The city of San Bruno is calling for the California Legislature and the state attorney general to investigate the reassignment of a legal team charged with probing the deadly PG&E gas pipeline explosion that killed eight residents and leveled 38 homes in San Bruno nearly three years ago.
San Bruno spokesman Sam Singer said the four lead safety and enforcement division attorneys for the California Public Utilities Commission stopped working on the PG&E case sometime between Saturday and Tuesday, when the city was made aware of the staffing change.
He claims the timing is “uncanny” as the legal team has a Friday deadline to turn over its recommendation to two administrative law judges on what fine the CPUC should levy against PG&E for the Sept. 9, 2010 PG&E explosion and fire.
“We wonder how this division could possibly submit the legal documents by Friday when the team has resigned,” Singer said today.

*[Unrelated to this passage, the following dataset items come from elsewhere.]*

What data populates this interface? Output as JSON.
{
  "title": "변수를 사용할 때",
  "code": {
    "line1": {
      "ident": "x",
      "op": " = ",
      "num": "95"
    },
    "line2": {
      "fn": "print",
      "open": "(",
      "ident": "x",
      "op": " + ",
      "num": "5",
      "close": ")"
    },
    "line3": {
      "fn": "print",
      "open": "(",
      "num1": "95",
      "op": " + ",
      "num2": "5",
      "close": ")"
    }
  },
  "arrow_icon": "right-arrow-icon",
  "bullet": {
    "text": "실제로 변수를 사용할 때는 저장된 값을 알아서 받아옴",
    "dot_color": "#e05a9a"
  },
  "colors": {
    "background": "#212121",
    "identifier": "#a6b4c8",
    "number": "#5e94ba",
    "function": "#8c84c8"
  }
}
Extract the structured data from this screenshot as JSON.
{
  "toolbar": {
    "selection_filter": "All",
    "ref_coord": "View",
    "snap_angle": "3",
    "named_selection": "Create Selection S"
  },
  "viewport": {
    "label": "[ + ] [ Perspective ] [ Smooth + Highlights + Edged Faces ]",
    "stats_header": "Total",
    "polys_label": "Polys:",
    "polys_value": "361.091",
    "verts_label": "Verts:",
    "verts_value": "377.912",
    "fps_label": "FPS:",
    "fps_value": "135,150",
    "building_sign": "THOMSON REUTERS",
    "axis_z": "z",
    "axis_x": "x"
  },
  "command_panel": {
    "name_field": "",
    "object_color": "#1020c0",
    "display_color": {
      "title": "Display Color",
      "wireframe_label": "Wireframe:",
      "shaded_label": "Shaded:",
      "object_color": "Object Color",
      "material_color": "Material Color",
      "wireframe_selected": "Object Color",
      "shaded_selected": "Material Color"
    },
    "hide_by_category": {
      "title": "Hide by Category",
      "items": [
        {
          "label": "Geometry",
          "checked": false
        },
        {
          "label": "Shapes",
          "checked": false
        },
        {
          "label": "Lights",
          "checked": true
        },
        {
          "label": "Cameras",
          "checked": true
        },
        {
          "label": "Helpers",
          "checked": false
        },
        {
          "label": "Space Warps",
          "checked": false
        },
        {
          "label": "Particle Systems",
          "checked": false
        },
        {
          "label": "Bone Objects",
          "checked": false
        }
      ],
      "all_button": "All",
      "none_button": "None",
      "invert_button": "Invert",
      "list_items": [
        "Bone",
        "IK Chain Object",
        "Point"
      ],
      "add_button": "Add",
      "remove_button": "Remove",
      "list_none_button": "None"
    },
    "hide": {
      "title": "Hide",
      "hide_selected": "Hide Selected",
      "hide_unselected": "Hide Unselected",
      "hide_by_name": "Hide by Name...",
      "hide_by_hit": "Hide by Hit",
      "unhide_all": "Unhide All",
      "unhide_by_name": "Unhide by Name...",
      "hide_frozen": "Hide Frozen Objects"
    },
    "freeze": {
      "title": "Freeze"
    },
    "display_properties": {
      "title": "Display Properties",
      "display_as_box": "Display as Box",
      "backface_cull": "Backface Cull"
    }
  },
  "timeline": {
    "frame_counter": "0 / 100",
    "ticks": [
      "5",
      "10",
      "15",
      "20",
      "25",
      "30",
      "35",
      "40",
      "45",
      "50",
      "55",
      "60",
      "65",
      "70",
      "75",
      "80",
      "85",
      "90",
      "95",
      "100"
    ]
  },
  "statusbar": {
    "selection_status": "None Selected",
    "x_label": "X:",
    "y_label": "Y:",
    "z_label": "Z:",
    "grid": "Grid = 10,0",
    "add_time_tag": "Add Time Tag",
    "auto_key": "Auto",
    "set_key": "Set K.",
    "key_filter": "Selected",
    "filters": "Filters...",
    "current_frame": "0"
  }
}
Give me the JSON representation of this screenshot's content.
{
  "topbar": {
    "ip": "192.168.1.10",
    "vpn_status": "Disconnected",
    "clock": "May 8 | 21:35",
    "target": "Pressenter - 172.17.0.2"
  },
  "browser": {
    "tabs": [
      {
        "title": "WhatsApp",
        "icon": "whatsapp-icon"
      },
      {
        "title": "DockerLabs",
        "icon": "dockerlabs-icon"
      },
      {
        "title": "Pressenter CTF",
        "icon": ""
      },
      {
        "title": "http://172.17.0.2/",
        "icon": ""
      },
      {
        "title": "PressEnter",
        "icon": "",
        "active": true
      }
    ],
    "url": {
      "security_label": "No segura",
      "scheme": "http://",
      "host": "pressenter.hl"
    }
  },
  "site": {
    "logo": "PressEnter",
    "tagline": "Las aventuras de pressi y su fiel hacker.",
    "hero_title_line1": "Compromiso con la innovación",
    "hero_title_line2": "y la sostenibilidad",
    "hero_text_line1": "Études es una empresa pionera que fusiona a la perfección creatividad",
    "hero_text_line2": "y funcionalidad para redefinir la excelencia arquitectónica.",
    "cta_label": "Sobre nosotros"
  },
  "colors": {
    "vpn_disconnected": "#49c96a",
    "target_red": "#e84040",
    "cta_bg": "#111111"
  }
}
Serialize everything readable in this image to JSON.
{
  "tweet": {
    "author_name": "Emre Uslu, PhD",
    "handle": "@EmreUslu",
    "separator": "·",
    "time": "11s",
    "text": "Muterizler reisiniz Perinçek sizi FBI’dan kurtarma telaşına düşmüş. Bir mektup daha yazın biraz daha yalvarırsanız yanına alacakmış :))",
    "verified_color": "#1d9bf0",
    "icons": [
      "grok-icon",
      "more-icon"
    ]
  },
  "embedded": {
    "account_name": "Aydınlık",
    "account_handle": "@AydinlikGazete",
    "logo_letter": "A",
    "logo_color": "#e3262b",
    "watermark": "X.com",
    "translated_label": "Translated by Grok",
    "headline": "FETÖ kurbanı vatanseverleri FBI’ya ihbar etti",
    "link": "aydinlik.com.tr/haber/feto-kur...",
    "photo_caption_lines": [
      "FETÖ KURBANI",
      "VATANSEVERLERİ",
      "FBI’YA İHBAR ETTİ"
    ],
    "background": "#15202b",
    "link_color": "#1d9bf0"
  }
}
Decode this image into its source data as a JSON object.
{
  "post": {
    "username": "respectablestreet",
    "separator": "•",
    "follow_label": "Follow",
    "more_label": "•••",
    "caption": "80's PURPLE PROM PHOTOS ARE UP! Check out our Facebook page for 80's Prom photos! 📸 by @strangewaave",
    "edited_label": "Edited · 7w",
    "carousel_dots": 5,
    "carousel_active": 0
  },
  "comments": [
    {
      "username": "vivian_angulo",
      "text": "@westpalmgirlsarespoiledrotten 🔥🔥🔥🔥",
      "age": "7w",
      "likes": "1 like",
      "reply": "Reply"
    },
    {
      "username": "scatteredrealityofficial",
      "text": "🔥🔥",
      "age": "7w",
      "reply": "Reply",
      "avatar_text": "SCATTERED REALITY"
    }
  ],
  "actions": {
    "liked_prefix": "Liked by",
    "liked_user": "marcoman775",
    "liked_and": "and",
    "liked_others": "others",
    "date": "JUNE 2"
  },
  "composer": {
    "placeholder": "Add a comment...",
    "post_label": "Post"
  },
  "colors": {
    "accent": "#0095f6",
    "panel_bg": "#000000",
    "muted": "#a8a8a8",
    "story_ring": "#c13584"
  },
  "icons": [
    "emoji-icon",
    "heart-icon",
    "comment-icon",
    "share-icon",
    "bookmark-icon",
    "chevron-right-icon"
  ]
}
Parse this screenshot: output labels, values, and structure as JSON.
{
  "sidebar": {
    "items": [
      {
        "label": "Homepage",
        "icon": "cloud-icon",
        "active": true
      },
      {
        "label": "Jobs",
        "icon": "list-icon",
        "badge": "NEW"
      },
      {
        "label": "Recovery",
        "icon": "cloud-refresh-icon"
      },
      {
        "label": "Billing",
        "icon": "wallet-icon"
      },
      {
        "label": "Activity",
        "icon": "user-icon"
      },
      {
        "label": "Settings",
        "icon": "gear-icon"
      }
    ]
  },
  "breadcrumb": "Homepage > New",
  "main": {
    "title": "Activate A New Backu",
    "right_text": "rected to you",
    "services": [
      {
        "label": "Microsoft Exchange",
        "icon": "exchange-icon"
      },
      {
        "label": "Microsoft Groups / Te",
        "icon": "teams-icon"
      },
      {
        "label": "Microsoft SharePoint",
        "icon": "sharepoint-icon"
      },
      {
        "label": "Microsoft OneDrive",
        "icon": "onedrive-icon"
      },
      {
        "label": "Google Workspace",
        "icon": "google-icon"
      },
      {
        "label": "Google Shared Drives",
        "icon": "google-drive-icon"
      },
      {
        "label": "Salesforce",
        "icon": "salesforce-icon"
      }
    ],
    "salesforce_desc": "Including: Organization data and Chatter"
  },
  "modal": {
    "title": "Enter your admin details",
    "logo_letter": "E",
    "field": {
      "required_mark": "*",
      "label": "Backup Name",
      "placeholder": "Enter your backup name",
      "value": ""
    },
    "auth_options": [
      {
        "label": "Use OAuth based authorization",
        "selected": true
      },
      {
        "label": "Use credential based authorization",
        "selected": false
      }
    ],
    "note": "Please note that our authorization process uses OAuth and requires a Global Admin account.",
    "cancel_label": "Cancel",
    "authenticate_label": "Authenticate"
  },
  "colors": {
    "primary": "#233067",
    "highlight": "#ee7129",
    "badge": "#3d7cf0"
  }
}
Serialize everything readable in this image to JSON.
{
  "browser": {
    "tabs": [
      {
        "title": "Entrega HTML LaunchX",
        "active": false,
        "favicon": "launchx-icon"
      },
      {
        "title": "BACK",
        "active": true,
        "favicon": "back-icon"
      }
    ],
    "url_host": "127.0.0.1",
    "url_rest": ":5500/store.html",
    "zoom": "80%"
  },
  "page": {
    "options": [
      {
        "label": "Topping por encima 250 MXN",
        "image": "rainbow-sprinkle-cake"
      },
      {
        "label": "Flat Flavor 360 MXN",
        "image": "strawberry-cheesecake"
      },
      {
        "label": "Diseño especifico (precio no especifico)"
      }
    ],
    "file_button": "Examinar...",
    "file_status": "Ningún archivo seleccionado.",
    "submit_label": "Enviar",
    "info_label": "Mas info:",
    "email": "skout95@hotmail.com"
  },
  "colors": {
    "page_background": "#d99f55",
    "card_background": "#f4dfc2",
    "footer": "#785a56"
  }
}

CPUC spokeswoman Terrie Prosper said the lawyers simply asked for reassignments, which were granted.
CPUC investigators recommended in early May that the commission impose a $2.25 billion penalty against PG&E for the explosion.
San Bruno officials fear that the legal team’s departure could signal that PG&E will face a more lenient penalty.
Mayor Jim Ruane questioned why the attorneys, who were intimately familiar with the case after working on it for years, were taken off the job.
“Is it because they did not want to see nearly three years of their work turned into a conclusion that lets PG&E off the hook?” he asked.
San Bruno City Manager Connie Jackson said all of the entities involved in the resolution of the deadly blast case must submit reply briefs by Friday to the proposed penalties against PG&E.
The entities are the CPUC Safety Enforcement Division, the cities of San Francisco and San Bruno, the Division of Ratepayer Advocates and utility watchdog group The Utility Reform Network, or TURN.
In a news release today, the CPUC announced the completion of its reply brief, in which it heavily criticized PG&E for its “wrongdoing, compounded by its lack of genuine remorse.”
But San Bruno officials said the CPUC brief filed today was signed only by Brigadier General (CA) Jack Hagan, director of the CPUC’s safety and enforcement division, and not the lawyers who were reassigned, according to Singer.
“I believe this is the first time in history that this has occurred, it shows a schism in the CPUC over right and wrong,” Singer said.
The deadly San Bruno blast happened in the city’s close-knit Crestmoor Canyon neighborhood in September 2010, killing eight people.
The city wants PG&E to be fined $2.25 billion and face other penalties, with no credit for money spent and no tax benefit, according to Singer.
“The city lost eight souls, dozens more were severely injured—38 homes were destroyed by PG&E’s negligence, and the regulatory board that is supposed to protect the public can’t even do that,” Jackson said.
According to Jackson, the legal team’s reassignment just days before the brief is due shakes the city’s confidence in the CPUC’s ability to reach a fair outcome.
“The city of San Bruno has witnessed firsthand a long list of deficiencies and disruptions and we don’t have a great deal of confidence in the PUC process at this point,” Jackson said.